One man’s trash becomes another’s objet d’art as two French artists teach Cambodian students to look past traditional techniques and find inspiration in the every day
French artist Chloé Jarry has a clear sense of the particular talents of the young Cambodian sculptors she has met. “They are very good at reproducing and copying things,” she said this week, unwinding after her afternoon workshop in the Royal University of Fine Art’s only sculpture studio.
Along with her partner and fellow artist Adrien Guigon, Jarry had just finished leading a two-day moulding workshop for students on RUFA’s sculpture program, organised as part of the couple’s two-month artistic residency at the French Institute. The theme of the workshop was “still life”, but its content was more unusual than the lacklustre fruit bowls and flowers that the term evokes – the students were making casts of rubbish they picked out of the bin.
On the table in the centre of the studio were the end results – more than a hundred replicas of bottles, half-crushed plastic cups and condiment jars. Guigon explained that the plaster mixture was prepared with varying amounts of cement, so that when viewed en masse, the objects are softly gradated between shades of grey. The assemblage will be shown alongside the French artists’ own work when their exhibition The Silent Life opens at the French Institute this Thursday.
The project was a relatively straightforward application of Jarry and Guigon’s artistic vision. Both artists’ work revolves around transforming symbols of everyday urban life into works of art, either by resituating them in unusual shapes and settings, or by casting them in ceramic to reveal their sculptural dimension. For one joint sculpture in 2011, the artists made replicas of chewing gum by chewing 300 pieces of clay between them. “After a while, you get used to the taste,” Guigon said.

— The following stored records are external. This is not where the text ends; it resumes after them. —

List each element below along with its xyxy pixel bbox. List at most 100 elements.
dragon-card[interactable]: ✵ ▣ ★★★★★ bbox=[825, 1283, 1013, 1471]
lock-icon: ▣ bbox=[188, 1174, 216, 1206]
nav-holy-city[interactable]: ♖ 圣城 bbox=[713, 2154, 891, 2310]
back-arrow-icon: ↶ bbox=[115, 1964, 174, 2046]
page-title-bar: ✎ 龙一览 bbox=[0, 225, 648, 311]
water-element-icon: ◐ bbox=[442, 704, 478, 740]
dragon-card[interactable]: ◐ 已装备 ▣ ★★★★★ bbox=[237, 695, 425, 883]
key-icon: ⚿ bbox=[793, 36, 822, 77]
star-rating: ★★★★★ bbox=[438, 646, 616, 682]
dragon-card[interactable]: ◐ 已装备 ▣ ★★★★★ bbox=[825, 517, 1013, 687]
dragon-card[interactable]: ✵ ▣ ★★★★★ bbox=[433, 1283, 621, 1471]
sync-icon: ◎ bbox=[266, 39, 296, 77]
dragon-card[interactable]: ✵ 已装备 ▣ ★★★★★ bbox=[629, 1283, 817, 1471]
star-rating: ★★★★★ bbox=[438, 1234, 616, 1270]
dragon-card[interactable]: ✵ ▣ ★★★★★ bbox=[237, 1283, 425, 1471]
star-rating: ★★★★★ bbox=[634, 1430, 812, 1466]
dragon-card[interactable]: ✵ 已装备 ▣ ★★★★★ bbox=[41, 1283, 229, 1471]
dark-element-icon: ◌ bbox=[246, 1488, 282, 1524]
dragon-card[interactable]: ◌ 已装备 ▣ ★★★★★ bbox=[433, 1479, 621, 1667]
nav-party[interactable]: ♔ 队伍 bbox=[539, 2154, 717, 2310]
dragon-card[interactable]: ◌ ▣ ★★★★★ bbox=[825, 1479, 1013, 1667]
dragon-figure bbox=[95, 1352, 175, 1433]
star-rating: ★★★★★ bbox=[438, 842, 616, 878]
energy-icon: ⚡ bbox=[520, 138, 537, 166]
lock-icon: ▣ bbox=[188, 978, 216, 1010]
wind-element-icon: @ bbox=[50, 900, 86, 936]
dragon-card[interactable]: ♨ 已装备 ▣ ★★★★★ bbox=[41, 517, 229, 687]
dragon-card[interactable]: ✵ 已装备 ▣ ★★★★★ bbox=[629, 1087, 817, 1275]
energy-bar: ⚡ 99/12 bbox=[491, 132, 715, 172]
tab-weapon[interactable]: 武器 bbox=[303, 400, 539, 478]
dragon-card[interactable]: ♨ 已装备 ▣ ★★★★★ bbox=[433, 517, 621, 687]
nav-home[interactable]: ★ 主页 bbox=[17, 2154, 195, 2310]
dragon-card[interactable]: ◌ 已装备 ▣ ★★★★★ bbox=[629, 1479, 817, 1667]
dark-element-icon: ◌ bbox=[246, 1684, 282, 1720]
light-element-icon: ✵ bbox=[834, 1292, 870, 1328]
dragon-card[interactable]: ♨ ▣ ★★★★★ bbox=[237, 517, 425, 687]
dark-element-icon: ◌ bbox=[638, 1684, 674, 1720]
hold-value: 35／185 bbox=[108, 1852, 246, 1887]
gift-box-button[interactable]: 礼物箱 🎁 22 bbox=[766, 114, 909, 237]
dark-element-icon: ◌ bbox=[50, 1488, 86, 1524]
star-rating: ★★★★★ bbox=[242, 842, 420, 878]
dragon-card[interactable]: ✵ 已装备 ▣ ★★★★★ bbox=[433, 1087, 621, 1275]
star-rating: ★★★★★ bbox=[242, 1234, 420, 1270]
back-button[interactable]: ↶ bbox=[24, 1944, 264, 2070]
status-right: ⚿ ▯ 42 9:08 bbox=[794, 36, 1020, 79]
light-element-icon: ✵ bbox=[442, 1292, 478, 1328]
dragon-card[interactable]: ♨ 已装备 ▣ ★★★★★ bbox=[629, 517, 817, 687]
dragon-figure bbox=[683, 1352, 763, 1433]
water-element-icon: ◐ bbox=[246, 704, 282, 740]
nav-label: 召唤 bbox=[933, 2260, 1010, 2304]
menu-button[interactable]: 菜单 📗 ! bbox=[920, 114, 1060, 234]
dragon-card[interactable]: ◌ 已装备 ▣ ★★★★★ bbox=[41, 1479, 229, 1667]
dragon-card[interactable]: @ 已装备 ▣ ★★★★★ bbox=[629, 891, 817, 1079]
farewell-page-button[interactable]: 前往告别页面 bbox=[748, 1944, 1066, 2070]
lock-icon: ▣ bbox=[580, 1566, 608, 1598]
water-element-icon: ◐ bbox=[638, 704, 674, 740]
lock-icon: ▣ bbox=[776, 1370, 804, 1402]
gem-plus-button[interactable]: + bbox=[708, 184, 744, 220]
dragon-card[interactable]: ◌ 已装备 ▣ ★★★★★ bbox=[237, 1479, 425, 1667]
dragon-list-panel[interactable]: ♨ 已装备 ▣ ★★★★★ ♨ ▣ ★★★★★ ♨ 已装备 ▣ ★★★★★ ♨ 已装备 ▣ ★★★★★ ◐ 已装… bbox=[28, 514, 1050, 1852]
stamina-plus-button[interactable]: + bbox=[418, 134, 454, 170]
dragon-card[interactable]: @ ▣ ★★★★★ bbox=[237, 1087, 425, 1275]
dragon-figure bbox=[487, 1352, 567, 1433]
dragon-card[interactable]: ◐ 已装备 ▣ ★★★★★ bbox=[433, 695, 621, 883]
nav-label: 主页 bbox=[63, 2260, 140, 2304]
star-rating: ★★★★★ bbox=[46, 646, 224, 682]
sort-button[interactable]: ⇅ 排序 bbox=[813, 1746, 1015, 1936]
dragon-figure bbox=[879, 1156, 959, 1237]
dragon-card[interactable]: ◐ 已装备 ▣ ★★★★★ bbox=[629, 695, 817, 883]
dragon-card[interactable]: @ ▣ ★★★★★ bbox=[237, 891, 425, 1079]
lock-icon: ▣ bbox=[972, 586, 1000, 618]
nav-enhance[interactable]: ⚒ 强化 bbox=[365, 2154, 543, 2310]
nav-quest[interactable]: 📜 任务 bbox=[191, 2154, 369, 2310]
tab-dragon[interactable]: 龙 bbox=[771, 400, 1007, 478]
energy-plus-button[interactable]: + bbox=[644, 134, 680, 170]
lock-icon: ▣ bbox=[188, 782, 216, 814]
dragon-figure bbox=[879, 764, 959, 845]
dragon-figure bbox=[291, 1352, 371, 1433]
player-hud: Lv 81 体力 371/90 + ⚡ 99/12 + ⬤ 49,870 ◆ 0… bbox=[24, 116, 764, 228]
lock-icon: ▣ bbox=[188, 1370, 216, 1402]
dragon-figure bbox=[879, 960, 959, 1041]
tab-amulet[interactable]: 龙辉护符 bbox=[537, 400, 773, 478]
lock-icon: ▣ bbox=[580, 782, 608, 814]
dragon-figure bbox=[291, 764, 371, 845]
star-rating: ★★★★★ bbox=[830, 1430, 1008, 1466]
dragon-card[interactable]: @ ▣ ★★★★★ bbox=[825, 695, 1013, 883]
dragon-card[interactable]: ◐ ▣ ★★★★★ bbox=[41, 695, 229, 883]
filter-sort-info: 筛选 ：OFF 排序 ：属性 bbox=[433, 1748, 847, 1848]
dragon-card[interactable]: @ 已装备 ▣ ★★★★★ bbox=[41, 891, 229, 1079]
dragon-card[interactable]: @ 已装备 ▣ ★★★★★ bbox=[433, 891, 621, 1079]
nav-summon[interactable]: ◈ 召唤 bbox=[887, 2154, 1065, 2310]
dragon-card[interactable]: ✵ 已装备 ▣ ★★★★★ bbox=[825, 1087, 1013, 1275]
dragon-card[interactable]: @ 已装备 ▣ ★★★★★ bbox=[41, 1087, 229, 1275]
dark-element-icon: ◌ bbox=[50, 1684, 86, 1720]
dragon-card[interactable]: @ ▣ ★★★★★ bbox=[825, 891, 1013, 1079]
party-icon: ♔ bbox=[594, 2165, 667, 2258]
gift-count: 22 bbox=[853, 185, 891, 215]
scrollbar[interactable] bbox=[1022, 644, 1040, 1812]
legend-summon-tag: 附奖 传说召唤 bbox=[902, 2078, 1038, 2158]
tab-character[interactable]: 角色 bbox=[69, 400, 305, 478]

Jarry explained that the workshop was designed as a novel, more conceptual application of the students’ talent for making detailed reproductions. She smiled as she recalled their reaction: “I think they were thinking: ‘but we know how to make these beautiful things.’ And there we were asking them to reproduce things that you find in the bin,” she said.
After the initial shock, the students adapted, and started bringing in objects of their own to cast. Their choices reflect a particularly Cambodian take on throw-away culture: alongside assorted cups and jars are a series of ornate tissue dispensers, and a soy sauce bottle cast in plaster. “They really did very well,” Guigon said. “It was interesting to see, because these reactions were in the moment and very sincere.”
Despite the warm response, they discovered that some habits die hard. “There was one student who tried to include a Bayon head,” Guigon said, laughing. “We found it hidden in the middle of the others.”
The workshop came at the end of a two-month residency by the French artists, which saw them transfer their fascination with symbols of everyday life to the Cambodian context. Jarry became interested in the prevalence of fake wooden surfaces and rattan objects, some of which she has cast using techniques almost identical to those used during the RUFA workshop. Among his many projects, Guigon has made a painting of the White Building using an unusual technique. On a matt white canvas, he has painted the building using white gloss paint, meaning that the shape only reveals itself when light reflects off it at the right angle.
One of the last students to leave the workshop on Tuesday was Samut Vatha. While he waited for his final sculpture of a mayonnaise jar to set, he shared his thoughts on the class. “It’s good, because you use things you think are rubbish, and turn it into art instead,” he said. Samut has been a sculpture student for well over a year, and this was the first time he had made anything other than classical Khmer sculpture. But the disjuncture between the two approaches became clear when asked whether he would consider working with similar concepts in the future. “Not really,” he said, “In plastic, you can make use of [these objects], but now that they’re in concrete, you can’t use it. I’d prefer to buy the real thing.”
Despite his personal reservations, Samut was clear that the new approach did have marketable potential. “You can sell this here,” he concluded, “but only in tourist shops.”